If we’re being honest, the best bet for this is to ask the customer assistants in the bike shop when you go in. They’ll know the bikes and sizes back to front and should be able to help you out.
Most bikes are listed either by frame size or simply in the standard small, medium or large framework. Roughly, these are the sizes of bike that will suit each rider:
- An extra small bike will be for someone 135-150cm
- A small bike will be for someone 150-165cm
- A medium bike will be for someone 165-173cm
- A medium/large bike will be for someone 173-176
- A large bike will be for someone 173-176cm
- A large/extra large bike will be for someone 180-184cm
- An extra large bike will be for someone 184-195cm
You should also check out if the manufacturer of the bike has their own size chart, and remember, just because you’re a small in t-shirt size doesn’t mean you’re a small bike size as well!
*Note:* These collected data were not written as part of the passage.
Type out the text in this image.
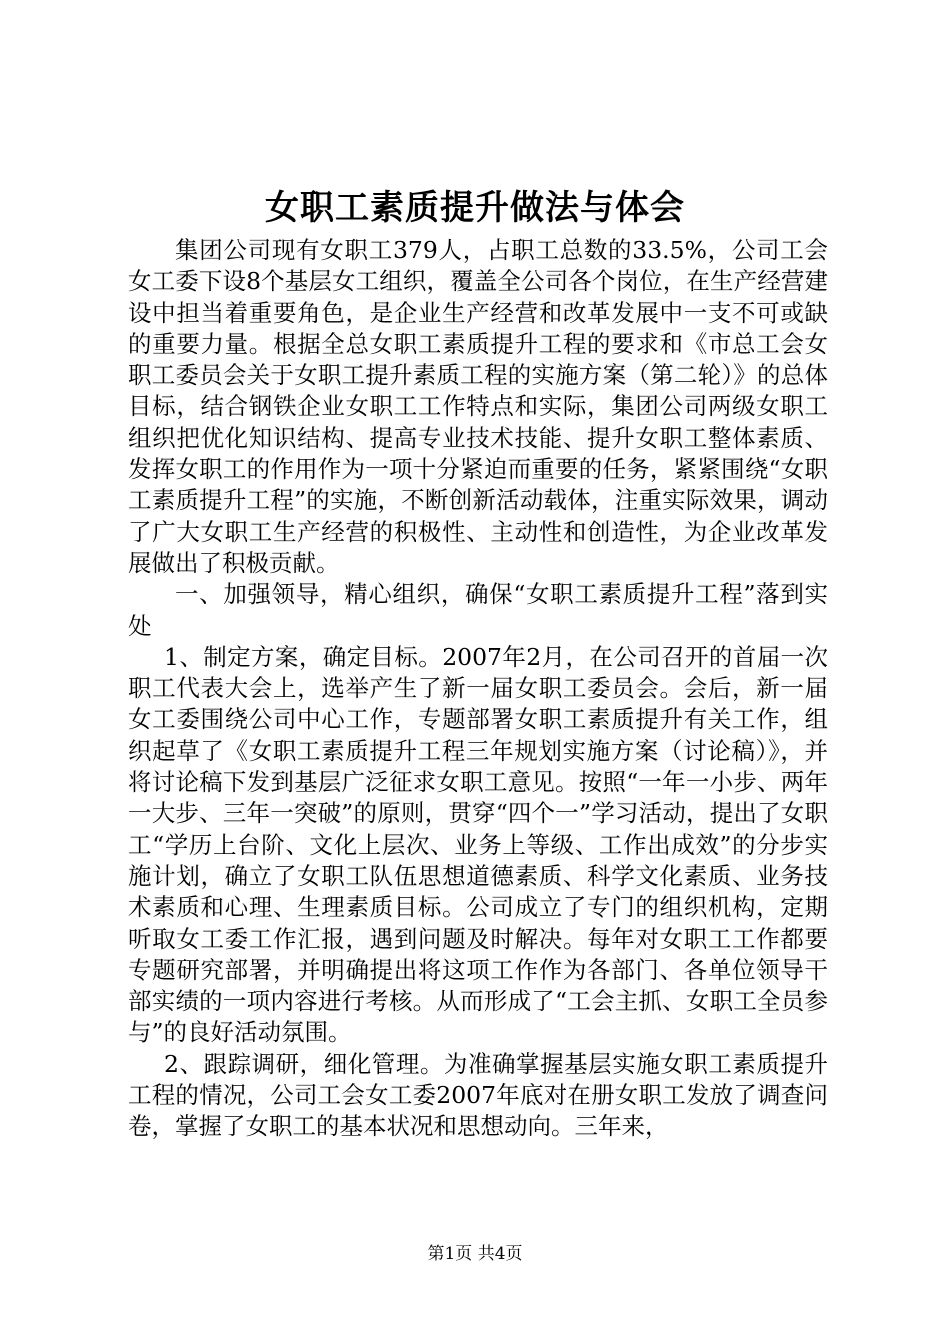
女职工素质提升做法与体会

集团公司现有女职工379人，占职工总数的33.5%，公司工会女工委下设8个基层女工组织，覆盖全公司各个岗位，在生产经营建设中担当着重要角色，是企业生产经营和改革发展中一支不可或缺的重要力量。根据全总女职工素质提升工程的要求和《市总工会女职工委员会关于女职工提升素质工程的实施方案（第二轮）》的总体目标，结合钢铁企业女职工工作特点和实际，集团公司两级女职工组织把优化知识结构、提高专业技术技能、提升女职工整体素质、发挥女职工的作用作为一项十分紧迫而重要的任务，紧紧围绕“女职工素质提升工程”的实施，不断创新活动载体，注重实际效果，调动了广大女职工生产经营的积极性、主动性和创造性，为企业改革发展做出了积极贡献。

一、加强领导，精心组织，确保“女职工素质提升工程”落到实处

1、制定方案，确定目标。2007年2月，在公司召开的首届一次职工代表大会上，选举产生了新一届女职工委员会。会后，新一届女工委围绕公司中心工作，专题部署女职工素质提升有关工作，组织起草了《女职工素质提升工程三年规划实施方案（讨论稿）》，并将讨论稿下发到基层广泛征求女职工意见。按照“一年一小步、两年一大步、三年一突破”的原则，贯穿“四个一”学习活动，提出了女职工“学历上台阶、文化上层次、业务上等级、工作出成效”的分步实施计划，确立了女职工队伍思想道德素质、科学文化素质、业务技术素质和心理、生理素质目标。公司成立了专门的组织机构，定期听取女工委工作汇报，遇到问题及时解决。每年对女职工工作都要专题研究部署，并明确提出将这项工作作为各部门、各单位领导干部实绩的一项内容进行考核。从而形成了“工会主抓、女职工全员参与”的良好活动氛围。

2、跟踪调研，细化管理。为准确掌握基层实施女职工素质提升工程的情况，公司工会女工委2007年底对在册女职工发放了调查问卷，掌握了女职工的基本状况和思想动向。三年来，

第1页 共4页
Choosing Your First Mountain Bike: Frame Materials & Geometry
There are three common kinds of mountain bike frames available across the range. They are:
- Steel: The traditional material for mountain bike frames, steel is brilliantly durable and rust resistant, though it is heavier than many of the alternatives.
- Aluminium: This has become the most popular material for making mountain bike frames. Aluminium is not as durable as steel, but it is significantly lighter, and again resistant to rust.
- Carbon: Carbon frames came onto the market relatively recently but have revolutionised the mountain bike frame. Designers are able to shape the material and form different shapes that impact the dynamics of the bike. Carbon frames are super lightweight while also stronger than steel frames. The drawback is that they cost a lot more.
Traditionally, women’s bikes will be largely similar to the man’s – certainly in terms of suspension, wheels, brakes, chainstay, etc – but where they do differ is in frame.
Women’s frames tend to have shorter top tubes, meaning the saddle and handlebars are closer together to accommodate the average build of a woman. The saddle will also be set up differently.
The head angle on the frame of the bike is also something worth looking out for. The head angle is the angle between your head tube/fork and the floor.
The closer the fork is to being parallel to the ground, the easier it’ll be to go downhill, but the tougher the steering will be. The steeper the head angle on the bike, the better the bike will be at climbing.